On March 18, the U.S. Senate Appropriations Interior and Environment Subcommittee met with the chief of the U.S. Forest Service, Tom Tidwell, to discuss the agency’s fiscal 2015-16 budget request.

During the hearing, several questions were asked about how the Forest Service funds the cost of firefighting when it exceeds appropriate levels and other firefighting issues, including air attack. These are some of those highlights.

While Sen. Lisa Murkowski (R-Alaska), the subcommittee chair, was not excited about the requested increase for land acquisition, she complimented Tidwell for maintaining the level of funding, which the subcommittee had added last year, for hazardous fuels reduction projects.

Each year funding to combat wildfires is typically insufficient to cover total costs. Consequently, the Forest Service uses funds from other programs until Congress can appropriate additional money for fire suppression activities.

Congress discussed but failed to pass legislation last summer to change or eliminate this “fire borrowing.” But Murkowski said, “I am hopeful during the course of this Congress we can find a way that will reach agreement and have to end this destructive cycle.”

Agreeing with her, Sen. Charles Udall (D-Colorado) said, “ We can’t keep borrowing more beyond the cycle we’re stuck in. Forest Service needs to be able to pay for firefighting without gouging its other areas.

“The ‘Disaster Cap’ provides the opportunity to stop the borrowing and putting an end, once and for all, of the need to steal funds from land-management projects to pay for fires,” Udall recommended.

During his testimony on the budget request, Tidwell also urged the subcommittee and the whole Congress to address and resolve the problem.

“It is past time to find a fix,” he said. “We need to stop the transfer [of funds] to stop from shutting down our operations every August.”

The administration’s proposal continues to request suppression funds equal to the 10-year average cost of fire suppression. This would be sufficient to cover the costs of about 99 percent of the fires on Forest Service lands, according to Tidwell.

The “Disaster Cap” would treat the costs of large fire suppression similar to the federal response to other natural disasters, such as floods and earthquakes, Tidwell said. One percent of fires grow so large their cost of suppression is about 30 percent of total costs.

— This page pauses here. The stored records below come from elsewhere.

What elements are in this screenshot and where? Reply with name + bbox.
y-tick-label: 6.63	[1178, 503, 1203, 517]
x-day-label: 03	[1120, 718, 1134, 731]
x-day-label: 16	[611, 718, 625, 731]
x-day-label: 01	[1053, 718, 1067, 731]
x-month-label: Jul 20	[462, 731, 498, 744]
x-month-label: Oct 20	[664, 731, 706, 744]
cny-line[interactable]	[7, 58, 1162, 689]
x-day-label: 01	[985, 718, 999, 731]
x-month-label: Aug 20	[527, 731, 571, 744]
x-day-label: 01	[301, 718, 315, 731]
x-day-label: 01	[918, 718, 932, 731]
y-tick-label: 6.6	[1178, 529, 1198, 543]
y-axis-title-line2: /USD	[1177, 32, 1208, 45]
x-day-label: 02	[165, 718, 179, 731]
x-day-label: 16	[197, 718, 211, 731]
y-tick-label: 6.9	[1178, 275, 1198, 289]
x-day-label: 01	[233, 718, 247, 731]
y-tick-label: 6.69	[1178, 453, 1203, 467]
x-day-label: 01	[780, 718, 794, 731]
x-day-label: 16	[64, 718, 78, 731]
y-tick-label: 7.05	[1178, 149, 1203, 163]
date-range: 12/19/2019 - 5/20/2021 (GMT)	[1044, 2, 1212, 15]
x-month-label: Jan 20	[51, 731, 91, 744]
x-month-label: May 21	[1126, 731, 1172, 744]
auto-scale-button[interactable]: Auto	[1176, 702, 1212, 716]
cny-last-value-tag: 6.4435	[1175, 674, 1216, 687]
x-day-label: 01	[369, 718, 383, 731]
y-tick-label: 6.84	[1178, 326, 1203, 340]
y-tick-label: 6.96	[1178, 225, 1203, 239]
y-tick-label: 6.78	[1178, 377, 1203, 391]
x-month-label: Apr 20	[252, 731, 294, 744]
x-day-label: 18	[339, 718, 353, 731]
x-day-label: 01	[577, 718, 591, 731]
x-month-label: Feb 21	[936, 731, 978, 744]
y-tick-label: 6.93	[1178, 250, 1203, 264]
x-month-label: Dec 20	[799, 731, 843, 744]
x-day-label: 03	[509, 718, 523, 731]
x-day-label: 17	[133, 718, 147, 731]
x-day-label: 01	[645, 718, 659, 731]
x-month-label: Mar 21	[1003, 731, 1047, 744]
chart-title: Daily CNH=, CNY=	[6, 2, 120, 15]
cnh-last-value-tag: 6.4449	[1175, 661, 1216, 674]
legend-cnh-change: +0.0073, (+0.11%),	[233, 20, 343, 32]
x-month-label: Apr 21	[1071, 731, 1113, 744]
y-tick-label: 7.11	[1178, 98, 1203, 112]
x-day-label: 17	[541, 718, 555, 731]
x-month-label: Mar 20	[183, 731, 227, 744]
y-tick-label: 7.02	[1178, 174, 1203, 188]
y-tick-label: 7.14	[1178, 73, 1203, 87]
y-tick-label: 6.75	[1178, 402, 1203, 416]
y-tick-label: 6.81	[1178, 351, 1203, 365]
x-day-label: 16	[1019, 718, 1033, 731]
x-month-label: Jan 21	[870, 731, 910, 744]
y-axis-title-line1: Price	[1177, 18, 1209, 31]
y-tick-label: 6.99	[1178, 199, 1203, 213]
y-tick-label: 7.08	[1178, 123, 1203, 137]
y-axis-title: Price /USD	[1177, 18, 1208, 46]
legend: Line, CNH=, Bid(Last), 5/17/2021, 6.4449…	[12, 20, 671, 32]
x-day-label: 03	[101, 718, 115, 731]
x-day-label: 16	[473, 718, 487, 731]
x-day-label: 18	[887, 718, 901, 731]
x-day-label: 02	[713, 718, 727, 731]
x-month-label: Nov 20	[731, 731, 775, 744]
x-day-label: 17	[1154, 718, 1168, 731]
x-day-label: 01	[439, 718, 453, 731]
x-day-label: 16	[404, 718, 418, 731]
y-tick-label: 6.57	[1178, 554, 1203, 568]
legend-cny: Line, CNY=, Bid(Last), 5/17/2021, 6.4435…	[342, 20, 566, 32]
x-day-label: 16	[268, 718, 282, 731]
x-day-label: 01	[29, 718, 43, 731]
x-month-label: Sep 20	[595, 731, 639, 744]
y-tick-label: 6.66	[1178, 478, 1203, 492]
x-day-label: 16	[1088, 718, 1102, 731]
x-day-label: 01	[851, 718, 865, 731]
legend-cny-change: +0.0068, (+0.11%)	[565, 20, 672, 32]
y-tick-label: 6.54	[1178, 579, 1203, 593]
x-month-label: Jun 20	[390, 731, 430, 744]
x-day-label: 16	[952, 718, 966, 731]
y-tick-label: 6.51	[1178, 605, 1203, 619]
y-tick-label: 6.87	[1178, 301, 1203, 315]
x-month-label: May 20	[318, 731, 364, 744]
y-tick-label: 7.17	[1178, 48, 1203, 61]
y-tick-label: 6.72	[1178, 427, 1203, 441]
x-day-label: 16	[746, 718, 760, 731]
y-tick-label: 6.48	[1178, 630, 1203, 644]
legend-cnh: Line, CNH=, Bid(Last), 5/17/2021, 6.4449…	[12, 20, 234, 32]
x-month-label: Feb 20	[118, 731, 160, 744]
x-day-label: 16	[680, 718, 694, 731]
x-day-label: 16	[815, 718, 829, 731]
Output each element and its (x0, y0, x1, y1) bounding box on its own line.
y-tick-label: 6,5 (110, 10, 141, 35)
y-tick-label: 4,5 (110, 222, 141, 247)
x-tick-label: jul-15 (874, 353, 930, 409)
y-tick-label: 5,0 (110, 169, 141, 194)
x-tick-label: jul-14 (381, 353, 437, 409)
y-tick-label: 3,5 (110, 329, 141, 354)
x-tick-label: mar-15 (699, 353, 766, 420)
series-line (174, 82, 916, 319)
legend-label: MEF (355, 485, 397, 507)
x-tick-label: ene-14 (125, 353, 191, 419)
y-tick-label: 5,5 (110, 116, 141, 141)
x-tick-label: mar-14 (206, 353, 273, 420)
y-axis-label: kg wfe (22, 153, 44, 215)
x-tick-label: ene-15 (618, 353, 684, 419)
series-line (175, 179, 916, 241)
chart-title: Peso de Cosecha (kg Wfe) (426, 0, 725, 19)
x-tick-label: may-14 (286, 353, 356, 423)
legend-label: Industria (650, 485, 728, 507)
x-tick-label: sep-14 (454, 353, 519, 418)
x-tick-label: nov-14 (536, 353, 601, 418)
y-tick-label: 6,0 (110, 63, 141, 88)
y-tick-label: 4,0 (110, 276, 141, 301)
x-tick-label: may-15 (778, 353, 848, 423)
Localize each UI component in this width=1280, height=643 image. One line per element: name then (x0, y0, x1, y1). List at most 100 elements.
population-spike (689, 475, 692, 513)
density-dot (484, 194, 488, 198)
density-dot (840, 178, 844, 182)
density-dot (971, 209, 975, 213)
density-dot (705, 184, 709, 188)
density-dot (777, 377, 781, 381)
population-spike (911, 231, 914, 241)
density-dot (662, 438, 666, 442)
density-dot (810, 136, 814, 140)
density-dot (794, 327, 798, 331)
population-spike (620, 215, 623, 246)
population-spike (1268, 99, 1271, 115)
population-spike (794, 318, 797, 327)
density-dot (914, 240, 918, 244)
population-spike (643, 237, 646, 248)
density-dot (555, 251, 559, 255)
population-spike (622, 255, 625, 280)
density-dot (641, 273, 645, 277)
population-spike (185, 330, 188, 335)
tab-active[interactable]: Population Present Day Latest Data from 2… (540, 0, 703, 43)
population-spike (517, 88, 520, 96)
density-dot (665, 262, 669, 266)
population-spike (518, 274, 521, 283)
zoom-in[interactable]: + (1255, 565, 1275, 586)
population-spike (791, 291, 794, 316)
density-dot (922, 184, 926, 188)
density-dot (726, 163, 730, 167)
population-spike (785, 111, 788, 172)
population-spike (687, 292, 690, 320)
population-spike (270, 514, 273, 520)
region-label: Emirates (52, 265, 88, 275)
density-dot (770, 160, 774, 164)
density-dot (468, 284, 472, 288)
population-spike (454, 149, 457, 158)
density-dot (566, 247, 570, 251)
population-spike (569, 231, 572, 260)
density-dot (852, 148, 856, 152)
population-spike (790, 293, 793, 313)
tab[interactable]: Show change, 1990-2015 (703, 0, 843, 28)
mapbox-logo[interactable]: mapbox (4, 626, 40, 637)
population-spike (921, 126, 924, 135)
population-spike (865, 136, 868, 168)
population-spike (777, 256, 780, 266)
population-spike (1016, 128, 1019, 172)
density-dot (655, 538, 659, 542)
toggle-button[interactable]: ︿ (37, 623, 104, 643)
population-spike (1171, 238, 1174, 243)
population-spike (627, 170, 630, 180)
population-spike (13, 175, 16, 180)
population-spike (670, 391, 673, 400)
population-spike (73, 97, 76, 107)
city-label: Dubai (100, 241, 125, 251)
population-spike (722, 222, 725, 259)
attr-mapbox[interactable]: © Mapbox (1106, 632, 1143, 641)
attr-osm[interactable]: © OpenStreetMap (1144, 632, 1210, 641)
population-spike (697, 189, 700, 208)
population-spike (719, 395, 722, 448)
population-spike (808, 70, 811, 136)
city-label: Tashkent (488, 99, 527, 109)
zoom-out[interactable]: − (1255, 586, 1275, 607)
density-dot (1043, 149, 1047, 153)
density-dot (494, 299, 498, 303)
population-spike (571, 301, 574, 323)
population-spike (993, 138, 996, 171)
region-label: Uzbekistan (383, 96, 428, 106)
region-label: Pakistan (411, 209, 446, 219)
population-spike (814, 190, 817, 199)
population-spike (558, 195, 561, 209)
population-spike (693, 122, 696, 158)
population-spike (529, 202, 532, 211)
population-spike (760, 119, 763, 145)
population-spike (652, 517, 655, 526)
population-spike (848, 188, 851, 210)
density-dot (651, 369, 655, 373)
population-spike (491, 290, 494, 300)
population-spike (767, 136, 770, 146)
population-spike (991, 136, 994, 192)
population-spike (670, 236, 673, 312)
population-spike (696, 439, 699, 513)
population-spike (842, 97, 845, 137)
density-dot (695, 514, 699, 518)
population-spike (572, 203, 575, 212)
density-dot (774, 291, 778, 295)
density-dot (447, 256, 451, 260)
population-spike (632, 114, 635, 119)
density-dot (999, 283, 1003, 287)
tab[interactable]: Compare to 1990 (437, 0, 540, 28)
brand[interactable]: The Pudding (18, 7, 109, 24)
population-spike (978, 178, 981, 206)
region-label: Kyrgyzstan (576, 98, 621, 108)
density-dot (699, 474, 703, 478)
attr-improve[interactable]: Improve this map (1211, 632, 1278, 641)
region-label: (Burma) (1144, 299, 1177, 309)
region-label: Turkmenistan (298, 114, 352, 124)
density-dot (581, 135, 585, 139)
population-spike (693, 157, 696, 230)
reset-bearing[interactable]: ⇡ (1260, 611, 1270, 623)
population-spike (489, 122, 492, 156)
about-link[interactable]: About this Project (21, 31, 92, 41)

In the 2014 fire season, the 10 most expensive fires cost $329 million, Tidwell told the subcommittee. The “Disaster Cap” funding would be available for these fires.

“It’s essential to find funding for fire suppression in the year it’s occurring,” Tidwell implored the subcommittee. “But we’ll continue to take action necessary to suppress fires wherever we need to suppress fires. And we’ll pay for cost of fire suppression one way or another.”

When asked about the progress on improving and establishing an air tanker fleet for fire suppression, Tidwell stated, “We’ve entered into a contract to get a business case proposal to begin to look at what is the best way to move forward — what aircraft to acquire and which to purchase and which to contract for. I feel we need a mix of contract aircraft and government owned aircraft.”